Dimensionality of deletion–constriction spanning-tree vectors for n reversible edges

Establish that for any weighted directed graph and any set of n pinned reversible edges (present in both orientations with nonzero weights), the family {τ_x : x ∈ X} of 3^n-dimensional vectors whose entries are the conditioned rooted spanning-tree polynomials for all deletion–constriction configurations across those n edges spans an (n+1)-dimensional subspace of R^{3^n}.

Background

The paper develops a deletion–constriction framework for rooted spanning-tree polynomials on weighted directed graphs. For a single pinned edge, the authors prove a second-order deletion–constriction identity that implies coplanarity (2-dimensional span) of the associated 3-component spanning-tree vectors across all roots.

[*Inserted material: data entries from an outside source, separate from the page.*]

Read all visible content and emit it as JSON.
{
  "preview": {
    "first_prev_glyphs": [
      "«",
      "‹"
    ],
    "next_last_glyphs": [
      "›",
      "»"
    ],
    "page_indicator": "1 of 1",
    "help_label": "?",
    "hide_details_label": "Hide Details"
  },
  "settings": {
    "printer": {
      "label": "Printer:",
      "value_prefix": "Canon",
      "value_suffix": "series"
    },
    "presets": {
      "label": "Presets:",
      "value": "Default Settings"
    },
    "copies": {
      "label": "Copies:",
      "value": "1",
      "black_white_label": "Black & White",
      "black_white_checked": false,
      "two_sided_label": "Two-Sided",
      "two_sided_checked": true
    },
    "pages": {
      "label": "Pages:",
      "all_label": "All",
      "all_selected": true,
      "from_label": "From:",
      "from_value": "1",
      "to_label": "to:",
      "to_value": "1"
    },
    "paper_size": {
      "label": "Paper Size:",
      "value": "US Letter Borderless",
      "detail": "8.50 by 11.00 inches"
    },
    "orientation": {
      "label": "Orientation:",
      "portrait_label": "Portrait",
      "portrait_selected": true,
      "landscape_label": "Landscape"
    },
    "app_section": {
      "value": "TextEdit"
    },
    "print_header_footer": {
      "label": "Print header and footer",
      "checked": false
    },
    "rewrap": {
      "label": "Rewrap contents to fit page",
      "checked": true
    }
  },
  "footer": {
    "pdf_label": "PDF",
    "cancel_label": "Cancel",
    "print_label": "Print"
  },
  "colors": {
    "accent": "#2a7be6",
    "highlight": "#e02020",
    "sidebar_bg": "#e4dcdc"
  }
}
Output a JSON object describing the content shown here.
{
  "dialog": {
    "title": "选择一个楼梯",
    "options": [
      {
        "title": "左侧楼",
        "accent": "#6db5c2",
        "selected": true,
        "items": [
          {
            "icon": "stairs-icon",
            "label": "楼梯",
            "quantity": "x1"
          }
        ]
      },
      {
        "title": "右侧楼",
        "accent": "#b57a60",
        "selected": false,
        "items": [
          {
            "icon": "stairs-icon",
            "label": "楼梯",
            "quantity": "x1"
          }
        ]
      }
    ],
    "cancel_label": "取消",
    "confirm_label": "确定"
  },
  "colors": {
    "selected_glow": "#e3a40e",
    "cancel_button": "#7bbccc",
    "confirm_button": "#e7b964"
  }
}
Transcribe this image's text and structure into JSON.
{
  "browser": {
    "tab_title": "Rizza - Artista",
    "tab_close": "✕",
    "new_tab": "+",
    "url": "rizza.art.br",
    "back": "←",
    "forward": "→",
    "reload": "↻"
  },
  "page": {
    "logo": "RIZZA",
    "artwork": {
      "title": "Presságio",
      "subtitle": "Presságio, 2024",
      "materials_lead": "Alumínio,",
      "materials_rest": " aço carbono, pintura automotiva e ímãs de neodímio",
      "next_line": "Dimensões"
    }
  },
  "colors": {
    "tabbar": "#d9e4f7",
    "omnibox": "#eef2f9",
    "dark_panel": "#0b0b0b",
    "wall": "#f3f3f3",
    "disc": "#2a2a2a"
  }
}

They extend the approach to two pinned reversible edges and argue, under technical assumptions, that the corresponding 9-component spanning-tree vectors span a 3-dimensional subspace, which enables mutual linearity of two Markov currents.

Motivated by these results for one and two edges, the authors formulate a general conjecture asserting that for n pinned reversible edges the 3^n-dimensional spanning-tree vectors (collecting all deletion–constriction conditions across the n edges) should span an (n+1)-dimensional space. This, if true, would underpin higher-order linearity relations among multiple Markov currents.